Carlos pega a carta deixada em cima da mesa. É um dia frio e nublado lá fora. Ele escolhe não acender as luzes para ler o que está escrito. O que entra pelas antigas janelas do casarão é algo tão difuso que, chamar de "luz do dia", seria um exagero tremendo. O envelope já foi aberto, provavelmente por algum de seus irmãos. Carlos não os vê há muitos anos. Nem a morte da mãe foi um evento forte o bastante para ele se dar ao trabalho de chegar a tempo.
Seu estado de saúde atual também não colabora com sua pontualidade. Aos 42 anos de idade, ele já tem duas hérnias de disco de estimação e um problema crônico com álcool. Coisas em que ele pode culpar o fator genético, ao invés de suas más decisões e hábitos. Pelo menos ele não fuma, o câncer de pulmão que matou sua mãe ele não vai herdar. Se ele dissesse que se lembra da causa da morte do pai, estaria mentindo.
Ele se senta para ler a carta, com muita dificuldade, já que se recusa a usar óculos. Nada disso importa. Nada do que está escrito ali faz sentido. Claro, por uma perspectiva semântica, de coerência e coesão, sim, a carta faz sentido, mas aplicado ao contexto de Carlos, tudo aquilo é um desperdício de tinta em papel.
Carlos não acredita guardar rancor de ninguém de sua família, mas prefere não manter nenhum tipo de relação com qualquer um deles. Ele não tem tanto tempo para que o inventário seja feito e os bens divididos. E ele também não sente falta da mãe.
Ele não sente falta dos dias frios, como esse, em que todos estariam dentro de casa sem se falar. Ele não sente falta dos gritos do seu pai, que costumavam cortar o ar como uma faca cega. Ele não sente falta do silêncio da mãe perante aos choros dele e dos irmãos. Ele parece ser o único a se lembrar. E não é possível que tenha inventado tudo isso.
Carlos pega a carta novamente, pois ele precisa reler uma palavra e apenas uma.
O café frio, que ele não se lembra de ter esquecido na mesa, o encara como o abismo. Ele sente que poderia pular ali. É quando ele ouve passos na casa pela primeira vez. Carlos sabe que está sozinho.
Olhar para trás é quase um reflexo, mas ele demora tanto que quase não vê, por cima do ombro, um vulto passando no limite do seu campo de visão. Apenas uma parte ainda indistinguível de um ser. Sua espinha gela completamente. Um frio paralisante, que sobe e desce pela sua extensão corporal. A musculatura de toda sua perna direita se contrai.
Ele não conseguiria correr se precisasse.

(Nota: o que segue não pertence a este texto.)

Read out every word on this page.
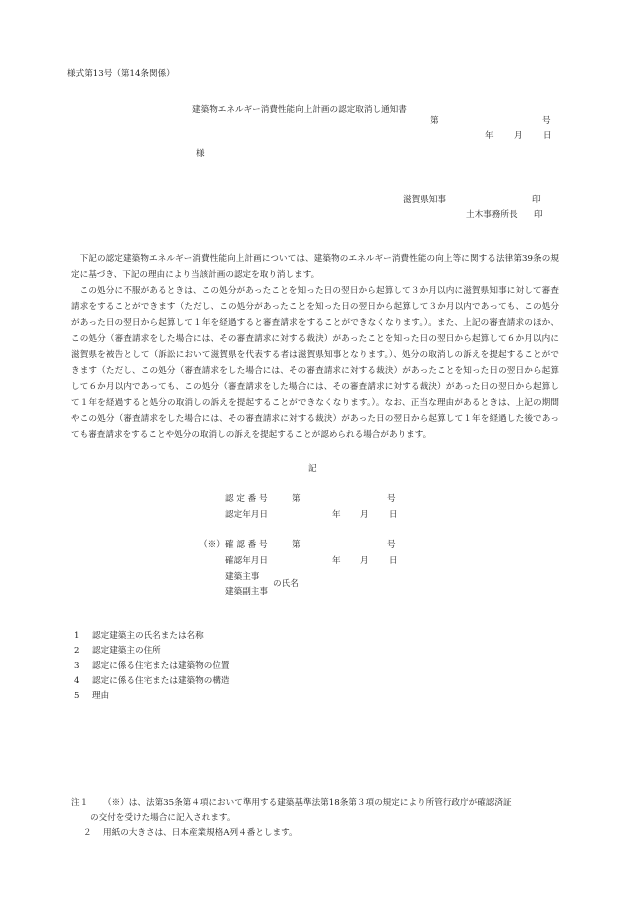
様式第13号（第14条関係）
建築物エネルギー消費性能向上計画の認定取消し通知書
第	号
年 月 日
様
滋賀県知事	印
土木事務所長 印

下記の認定建築物エネルギー消費性能向上計画については、建築物のエネルギー消費性能の向上等に関する法律第39条の規定に基づき、下記の理由により当該計画の認定を取り消します。

この処分に不服があるときは、この処分があったことを知った日の翌日から起算して３か月以内に滋賀県知事に対して審査請求をすることができます（ただし、この処分があったことを知った日の翌日から起算して３か月以内であっても、この処分があった日の翌日から起算して１年を経過すると審査請求をすることができなくなります。）。また、上記の審査請求のほか、この処分（審査請求をした場合には、その審査請求に対する裁決）があったことを知った日の翌日から起算して６か月以内に滋賀県を被告として（訴訟において滋賀県を代表する者は滋賀県知事となります。）、処分の取消しの訴えを提起することができます（ただし、この処分（審査請求をした場合には、その審査請求に対する裁決）があったことを知った日の翌日から起算して６か月以内であっても、この処分（審査請求をした場合には、その審査請求に対する裁決）があった日の翌日から起算して１年を経過すると処分の取消しの訴えを提起することができなくなります。）。なお、正当な理由があるときは、上記の期間やこの処分（審査請求をした場合には、その審査請求に対する裁決）があった日の翌日から起算して１年を経過した後であっても審査請求をすることや処分の取消しの訴えを提起することが認められる場合があります。

記
認 定 番 号	第	号
認定年月日	年 月 日
（※） 確 認 番 号	第	号
確認年月日	年 月 日
建築主事
建築副主事
の氏名
1 認定建築主の氏名または名称
2 認定建築主の住所
3 認定に係る住宅または建築物の位置
4 認定に係る住宅または建築物の構造
5 理由
注１ （※）は、法第35条第４項において準用する建築基準法第18条第３項の規定により所管行政庁が確認済証
の交付を受けた場合に記入されます。
２ 用紙の大きさは、日本産業規格A列４番とします。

Carlos toma aquele gole de café frio sem hesitar. Ele se arrepende amargamente. Devagar, ele anda em direção à porta dos fundos. Ele quer sair. Quer ir embora e não voltar nunca mais pra essa sombra de uma memória.
Um grito repentino quebra o silêncio como o mais frágil cristal de quartzo. Afiado e perigoso. Um lamento gutural, entre choro e mais puro barulho, preenche o espaço entre todas as paredes daquela casa vazia. Carlos ainda não vê quem está atrás dele, mas, de qualquer forma, ele não conseguiria correr.
A lamúria que vinha de todo e qualquer canto da casa, cessa. E Carlos ainda não enxerga a figura atrás dele.
Ele percebe que prendia a respiração há algum tempo e a solta lentamente. A carne por baixo de sua pele fina, fria, se aquece pouco a pouco. O sangue em suas veias começa a circular, o mais próximo do normal em que acontece atualmente. Ele começa a se virar em direção à porta quando uma voz rouca e fraca sussurra, por necessidade, de uma forma que a dor é tangível.
- Pois não volte nunca mais.
Qualquer movimento que Carlos pensava ter recuperado, se interrompe quando sua coluna se trava completamente. Uma mão seca e enrugada toca sua pele. Uma mão tão fria, que nem parece estar ali.
Carlos vê o vulto com clareza pela primeira vez, ainda no limite da visão, ainda limitado pelo que sua vista embaçada o permite enxergar. O homem velho, de muito mais de oitenta anos, meio calvo, magro, corcunda, veste uma camisola branca e anda com muita dificuldade. Carlos se move em sua direção quando bate a testa no espelho. Ele vê aqueles olhos fundos, uma cratera que acomoda um olhar vazio de quem está ali, mas não está presente. Carlos nunca pensou que veria aquele rosto novamente. Ele não se reconhece mais. Nem quem é e, muito menos, quem foi. Uma memória que confunde o homem no final de sua vida. Ele era tão familiar ao sentimento, já pensou tanto na morte que nunca havia pensado que ela demoraria tanto para chegar.